Knock-Down of Arabidopsis PLC5 Reduces Primary Root Growth and Secondary Root Formation While Overexpression Improves Drought Tolerance and Causes Stunted Root Hair Growth

Phospholipase C (PLC) is a well-known signaling enzyme in metazoans that hydrolyzes phosphatidylinositol 4,5-bisphosphate (PIP2) to produce inositol 1,4,5-trisphosphate and diacylglycerol as second messengers involved in mutiple processes. Plants contain PLC too, but relatively little is known about its function there. The model system Arabidopsis thaliana contains nine PLC genes. Reversed genetics have implicated several roles for PLCs in plant development and stress signaling.

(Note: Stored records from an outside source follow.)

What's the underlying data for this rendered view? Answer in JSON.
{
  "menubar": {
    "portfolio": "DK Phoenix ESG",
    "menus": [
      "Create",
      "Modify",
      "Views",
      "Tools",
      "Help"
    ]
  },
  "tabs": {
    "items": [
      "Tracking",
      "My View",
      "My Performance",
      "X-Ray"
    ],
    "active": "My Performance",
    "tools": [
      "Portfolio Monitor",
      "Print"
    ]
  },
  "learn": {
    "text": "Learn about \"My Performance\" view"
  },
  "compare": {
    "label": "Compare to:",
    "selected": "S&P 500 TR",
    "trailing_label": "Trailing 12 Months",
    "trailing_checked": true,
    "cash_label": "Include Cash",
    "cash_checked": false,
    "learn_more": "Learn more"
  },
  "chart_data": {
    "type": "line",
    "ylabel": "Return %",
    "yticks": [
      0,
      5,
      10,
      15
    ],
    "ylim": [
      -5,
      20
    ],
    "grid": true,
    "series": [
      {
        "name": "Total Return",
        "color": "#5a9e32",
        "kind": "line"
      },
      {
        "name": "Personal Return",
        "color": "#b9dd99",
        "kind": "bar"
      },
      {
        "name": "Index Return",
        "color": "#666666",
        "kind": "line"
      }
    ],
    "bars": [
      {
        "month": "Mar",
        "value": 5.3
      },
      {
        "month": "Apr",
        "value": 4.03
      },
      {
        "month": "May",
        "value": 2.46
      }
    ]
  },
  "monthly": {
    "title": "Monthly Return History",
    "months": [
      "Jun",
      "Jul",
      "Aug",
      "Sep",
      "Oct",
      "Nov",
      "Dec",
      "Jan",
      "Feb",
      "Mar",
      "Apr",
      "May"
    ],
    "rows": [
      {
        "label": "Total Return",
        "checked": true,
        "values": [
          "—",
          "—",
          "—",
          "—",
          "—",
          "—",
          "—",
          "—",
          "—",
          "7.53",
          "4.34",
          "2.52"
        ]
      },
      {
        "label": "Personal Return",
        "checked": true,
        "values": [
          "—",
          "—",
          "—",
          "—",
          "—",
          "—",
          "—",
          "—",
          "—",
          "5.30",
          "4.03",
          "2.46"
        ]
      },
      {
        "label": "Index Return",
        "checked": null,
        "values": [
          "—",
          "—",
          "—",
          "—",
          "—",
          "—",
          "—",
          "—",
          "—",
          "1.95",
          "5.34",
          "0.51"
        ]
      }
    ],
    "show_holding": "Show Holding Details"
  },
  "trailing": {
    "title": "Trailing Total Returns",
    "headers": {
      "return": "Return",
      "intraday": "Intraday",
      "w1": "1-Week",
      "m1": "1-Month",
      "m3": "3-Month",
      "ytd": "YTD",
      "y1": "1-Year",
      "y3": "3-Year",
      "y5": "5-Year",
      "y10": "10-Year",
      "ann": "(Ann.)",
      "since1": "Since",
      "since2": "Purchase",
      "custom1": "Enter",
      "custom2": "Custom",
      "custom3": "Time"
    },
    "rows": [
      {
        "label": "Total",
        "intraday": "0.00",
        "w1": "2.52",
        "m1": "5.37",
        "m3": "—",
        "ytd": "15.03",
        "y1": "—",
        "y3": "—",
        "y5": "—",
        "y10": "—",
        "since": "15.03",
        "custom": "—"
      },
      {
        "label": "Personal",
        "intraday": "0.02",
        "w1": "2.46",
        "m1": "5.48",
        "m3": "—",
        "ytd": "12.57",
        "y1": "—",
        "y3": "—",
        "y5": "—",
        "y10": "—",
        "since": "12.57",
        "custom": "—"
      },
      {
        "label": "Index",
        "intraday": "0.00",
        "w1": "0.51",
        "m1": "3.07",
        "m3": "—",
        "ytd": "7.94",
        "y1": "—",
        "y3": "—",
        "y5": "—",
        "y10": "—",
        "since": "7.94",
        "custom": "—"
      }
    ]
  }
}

Here, PLC5 is functionally addressed. Promoter-β-glucuronidase (GUS) analyses revealed expression in roots, leaves and flowers, predominantly in vascular tissue, most probably phloem companion cells, but also in guard cells, trichomes and root apical meristem. Only one plc5-1 knock-down mutant was obtained, which developed normally but grew more slowly and exhibited reduced primary root growth and decreased lateral root numbers. These phenotypes could be complemented by expressing the wild-type gene behind its own promoter. Overexpression of PLC5 (PLC5-OE) using the UBQ10 promoter resulted in reduced primary and secondary root growth, stunted root hairs, decreased stomatal aperture and improved drought tolerance. PLC5-OE lines exhibited strongly reduced phosphatidylinositol 4-monophosphate (PIP) and PIP2 levels and increased amounts of phosphatidic acid, indicating enhanced PLC activity in vivo. Reduced PIP2 levels and stunted root hair growth of PLC5-OE seedlings could be recovered by inducible overexpression of a root hair-specific PIP 5-kinase, PIP5K3. Our results show that PLC5 is involved in primary and secondary root growth and that its overexpression improves drought tolerance. Independently, we provide new evidence that PIP2 is essential for the polar tip growth of root hairs.